Thursday 17 November 2016

The Bright Wake: Adam Nicolson's Homer

Reading in bed is one of the great simple pleasures of life, but bedtime reading has to be chosen with care. Topping my bedside pile recently was Adam Nicolson's The Mighty Dead: Why Homer Matters, and this was not a good choice. Not because it's not good - it's brilliant - but because it was almost too good, certainly too intellectually stimulating, and it was too big; short books, or ones that divide themselves easily into smaller units, are better for bedtime. As a result, I took far too long to read it - but I have finally done so, and must report that I found it the most illuminating, exciting study of Homer I've ever read.
 Nicolson sets out to answer two linked questions: Where does Homer come from, and Why does Homer matter? He immediately declares his own conviction that the accepted dating of 'Homer' is wrong, that the Iliad had its origins in a period 1,000 years before the standard eighth-century BC date, at a time when the semi-nomadic, hero-based culture of the Eurasian steppe first came into contact with the sophisticated, authoritarian city-and-palace culture of the eastern Mediterranean.

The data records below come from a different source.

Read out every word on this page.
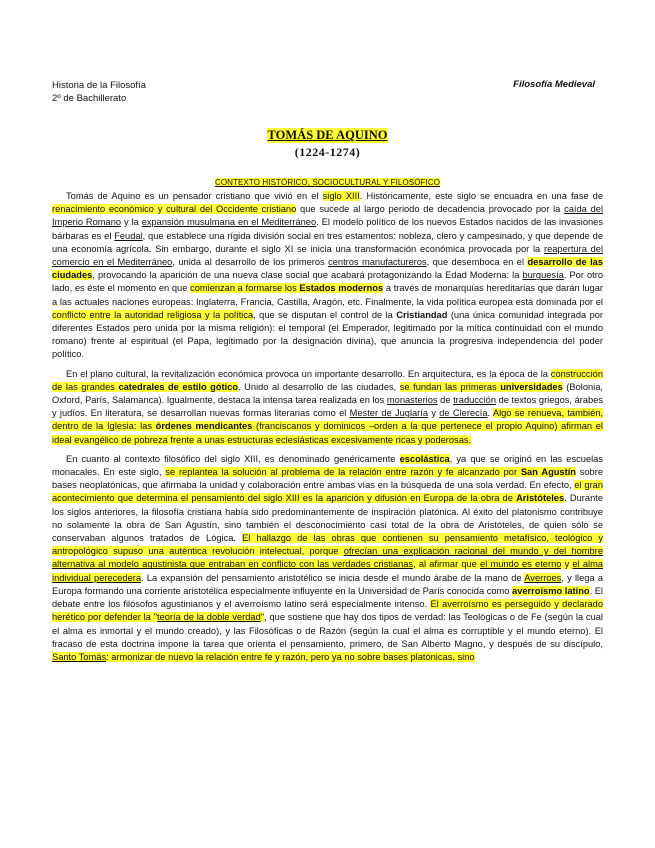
Historia de la Filosofía
2º de Bachillerato
Filosofía Medieval
TOMÁS DE AQUINO
(1224-1274)
CONTEXTO HISTÓRICO, SOCIOCULTURAL Y FILOSÓFICO

Tomás de Aquino es un pensador cristiano que vivió en el siglo XIII. Históricamente, este siglo se encuadra en una fase de renacimiento económico y cultural del Occidente cristiano que sucede al largo periodo de decadencia provocado por la caída del Imperio Romano y la expansión musulmana en el Mediterráneo. El modelo político de los nuevos Estados nacidos de las invasiones bárbaras es el Feudal, que establece una rígida división social en tres estamentos: nobleza, clero y campesinado, y que depende de una economía agrícola. Sin embargo, durante el siglo XI se inicia una transformación económica provocada por la reapertura del comercio en el Mediterráneo, unida al desarrollo de los primeros centros manufactureros, que desemboca en el desarrollo de las ciudades, provocando la aparición de una nueva clase social que acabará protagonizando la Edad Moderna: la burguesía. Por otro lado, es éste el momento en que comienzan a formarse los Estados modernos a través de monarquías hereditarias que darán lugar a las actuales naciones europeas: Inglaterra, Francia, Castilla, Aragón, etc. Finalmente, la vida política europea está dominada por el conflicto entre la autoridad religiosa y la política, que se disputan el control de la Cristiandad (una única comunidad integrada por diferentes Estados pero unida por la misma religión): el temporal (el Emperador, legitimado por la mítica continuidad con el mundo romano) frente al espiritual (el Papa, legitimado por la designación divina), que anuncia la progresiva independencia del poder político.

En el plano cultural, la revitalización económica provoca un importante desarrollo. En arquitectura, es la época de la construcción de las grandes catedrales de estilo gótico. Unido al desarrollo de las ciudades, se fundan las primeras universidades (Bolonia, Oxford, París, Salamanca). Igualmente, destaca la intensa tarea realizada en los monasterios de traducción de textos griegos, árabes y judíos. En literatura, se desarrollan nuevas formas literarias como el Mester de Juglaría y de Clerecía. Algo se renueva, también, dentro de la Iglesia: las órdenes mendicantes (franciscanos y dominicos –orden a la que pertenece el propio Aquino) afirman el ideal evangélico de pobreza frente a unas estructuras eclesiásticas excesivamente ricas y poderosas.

En cuanto al contexto filosófico del siglo XIII, es denominado genéricamente escolástica, ya que se originó en las escuelas monacales. En este siglo, se replantea la solución al problema de la relación entre razón y fe alcanzado por San Agustín sobre bases neoplatónicas, que afirmaba la unidad y colaboración entre ambas vías en la búsqueda de una sola verdad. En efecto, el gran acontecimiento que determina el pensamiento del siglo XIII es la aparición y difusión en Europa de la obra de Aristóteles. Durante los siglos anteriores, la filosofía cristiana había sido predominantemente de inspiración platónica. Al éxito del platonismo contribuye no solamente la obra de San Agustín, sino también el desconocimiento casi total de la obra de Aristóteles, de quien sólo se conservaban algunos tratados de Lógica. El hallazgo de las obras que contienen su pensamiento metafísico, teológico y antropológico supuso una auténtica revolución intelectual, porque ofrecían una explicación racional del mundo y del hombre alternativa al modelo agustinista que entraban en conflicto con las verdades cristianas, al afirmar que el mundo es eterno y el alma individual perecedera. La expansión del pensamiento aristotélico se inicia desde el mundo árabe de la mano de Averroes, y llega a Europa formando una corriente aristotélica especialmente influyente en la Universidad de París conocida como averroísmo latino. El debate entre los filósofos agustinianos y el averroísmo latino será especialmente intenso. El averroísmo es perseguido y declarado herético por defender la "teoría de la doble verdad", que sostiene que hay dos tipos de verdad: las Teológicas o de Fe (según la cual el alma es inmortal y el mundo creado), y las Filosóficas o de Razón (según la cual el alma es corruptible y el mundo eterno). El fracaso de esta doctrina impone la tarea que orienta el pensamiento, primero, de San Alberto Magno, y después de su discípulo, Santo Tomás: armonizar de nuevo la relación entre fe y razón, pero ya no sobre bases platónicas, sino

It's a case that he argues convincingly in the course of the book, and it certainly seems to explain a lot about that strange and bloody epic.
 Nicolson's great strength, though, is in conveying the sheer thrill of discovering Homer - which is not necessarily the same thing as reading him: Nicolson had 'done' Homer at school, but it was many years later, after the decidedly Homeric experience of sailing a 40ft ketch through a violent storm, that Homer first came home to him, in a blaze of revelation. 'I knew that this was the human spirit on fire, rapidity itself, running, going and endlessly able to throw off little sidelights like the sparks thrown off by the wheels of an engine hammering through the night. Speed, scale, violence, threat; but every spark with humanity in it.'
 What follows is a journey through Homer that is at once literary, historical, topographic, archaeological, ethnographic and intensely personal. It's a dazzling performance,  in the course of which Nicolson covers a lot of ground, in every sense - and a lot of sea, so essential to understanding Homer's world. His conclusion? 'Homer is not Greek; he is the light shining in the world. He provides no answers. Do we surrender to authority? Do we abase ourselves? Do we indulge the self? Do we nurture civility? Do we nourish violence? Do we love? Homer says nothing in reply to these questions; he merely dramatised their reality. The air he breathes is the complexity of life, the bubbling vitality of a boat at sea, the resurgent energy, as he repeatedly says, of the bright wake starting to gleam behind you.' As I closed this extraordinary book, I could only agree, and marvel.